現場監督という仕事は、工事現場での指導監督やスケジュール管理に加え、お金の管理という重要な任務があります。
決められた予算内で建物を完成させるだけでなく、いかに多くの利益を残せるかが現場監督の腕の見せ所です。
そこで、現場監督が行うお金の管理、「現場管理費」に含まれる専門用語を解説します。
■現場監督をするうえで重要な「現場管理費」
なぜ現場管理費の仕事が必要なのかというと、工事費の採算がわかりにくいためです。
そもそも工事現場の費用は、1つずつの項目を積み重ねることで全体の工事費を算出します。
工事費の内訳は「工事価格・消費税等相当額」→「工事原価・一般管理費等」→「純工事費・現場管理費」と順を追って細分化するのが基本です。
ご覧の通り、現場管理費はあくまでも全体の工事費の1項目に過ぎません。
しかし、工程管理や品質管理、安全管理といった、工事現場の管理に必要な費用と位置付けているのです。
■現場監督は知っておきたい「現場管理費」の用語
工事現場の管理に欠かせない現場管理費の中で、現場監督が知っておくべき重要度の高い7項目の概要を紹介します。
◇工程表
工程表とは、施工の順序を時系列にまとめる図のことです。着工から完成までの全体的な施工を示す「総合工程表」、施工内容を月単位に区分する「月間工程表」、週単位に細分化する「週間工程表」も含まれます。
工程表の表示方法は、「バーチャート」と「ネットワーク工程」の2種類です。バーチャートは縦軸に作業項目、横軸に日時を組み、どの工程をいつ作業するかが一目でわかるのが特徴です。一方、ネットワーク工程とは、各工事を丸印と矢印で関連付けを行い、全体の工程の流れを明確にする手法です。
◇公示価格(工事費)
工事価格は、主に工事を進めるうえで必要なお金のことを指します。工事価格は「価格・費用・水準」に分類され、それぞれで意味合いが以下のように異なります。

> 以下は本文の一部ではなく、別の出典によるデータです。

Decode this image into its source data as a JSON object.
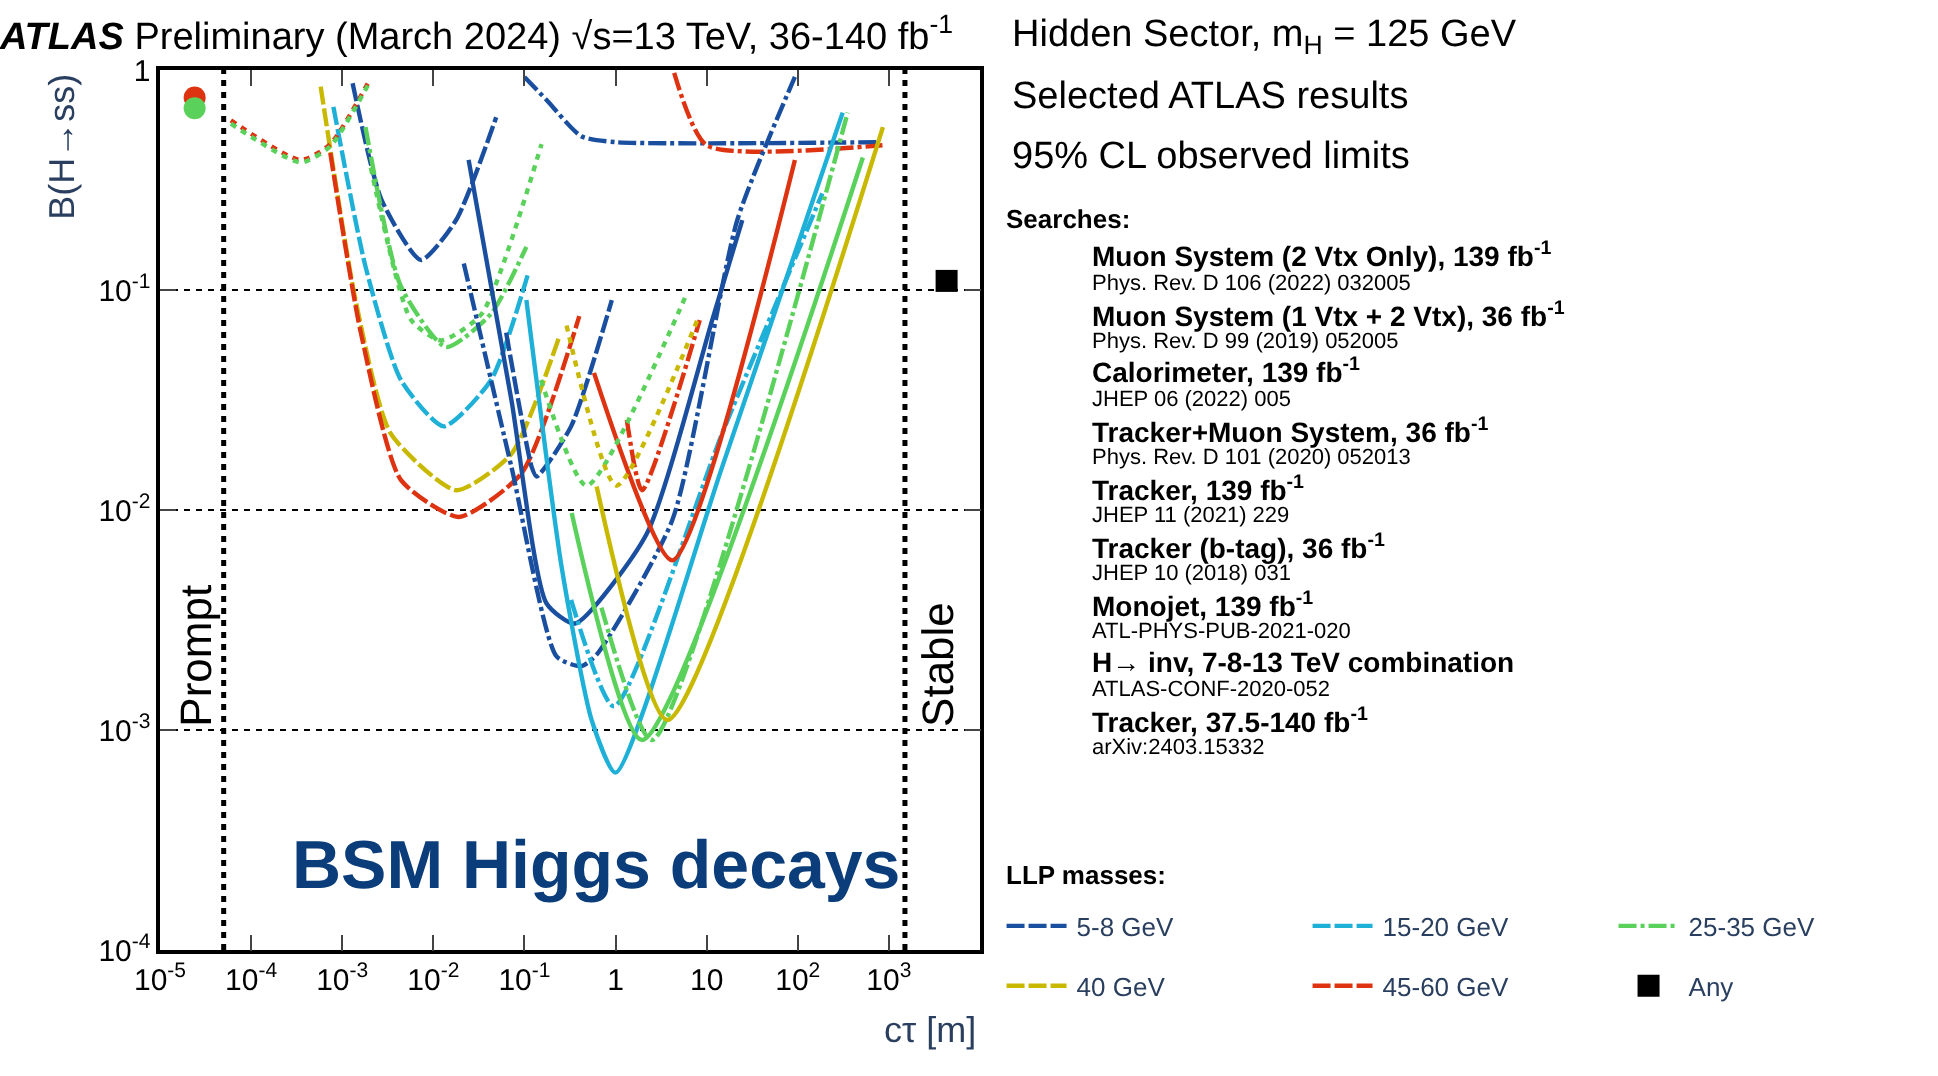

・工事価格における価格…特定の建設工事の発注者と、工事の請負業者との間で交わす請負契約書価格
・工事価格における費用…特定の建設工事の請負業者が行う工事費用、または建設工事における各工事の金額
・工事価格における水準…特定の建設市場の価格や費用の水準
◇一般管理費(工業価格)
一般管理費は冒頭に紹介した工事費の1種で、人件費、建物の減価償却費、租税公課、通信費などの諸経費のことです。一般管理費と工事原価を合計したものが、消費税等相当額を除いた工事価格になります。一般管理費の内容次第で工事価格を抑えられるため、最安値で落札される公共工事の入札に影響を及ぼします。
◇現場管理費(工事価格)
現場管理費は、工事価格を算出する「工事原価」に含まれる項目で、具体的な内訳は以下のものが挙げられます。
・作業員や社員の給与、退職金
・賃金以外で作業員にかかる費用や求人広告費
・安全管理や安全訓練等にかかる費用
・固定資産税などの租税公課、工事保険などの保険料
・健康保険や厚生年金保険、労災保険などの法定福利費
・福利厚生費や通信交通費、交際費、事務用品費などの一般的な費用
・外注経費、騒音や振動に対する補填費
このように、現場管理費といってもさまざまな費用が存在します。工事費を構成する工事原価に直結するため、現場監督はこれらの費用をすべて覚えることが大切です。
◇純工事費(工事原価)
純工事費は工事原価を構成する費用の1つで、現場管理費との合計が工事原価になります。純工事費の内訳は、共通仮設費と直接工事費の2つです。
◇共通仮設費
純工事費に含まれる共通仮設費は仮設工事費の1つで、建物の建設に関係しないが工事に必要な費用のことです。たとえば、仮設の工事事務所の建設費用、工事用電力や給排水の設備などが挙げられます。
◇直接工事費
純工事費を構成する直接工事費は、工事を進めるうえで直接必要な費用を指します。具体的な費用は、資材などの材料費、作業員や社員の人件費(労務費)、水道光熱費などの直接費用の3種類です。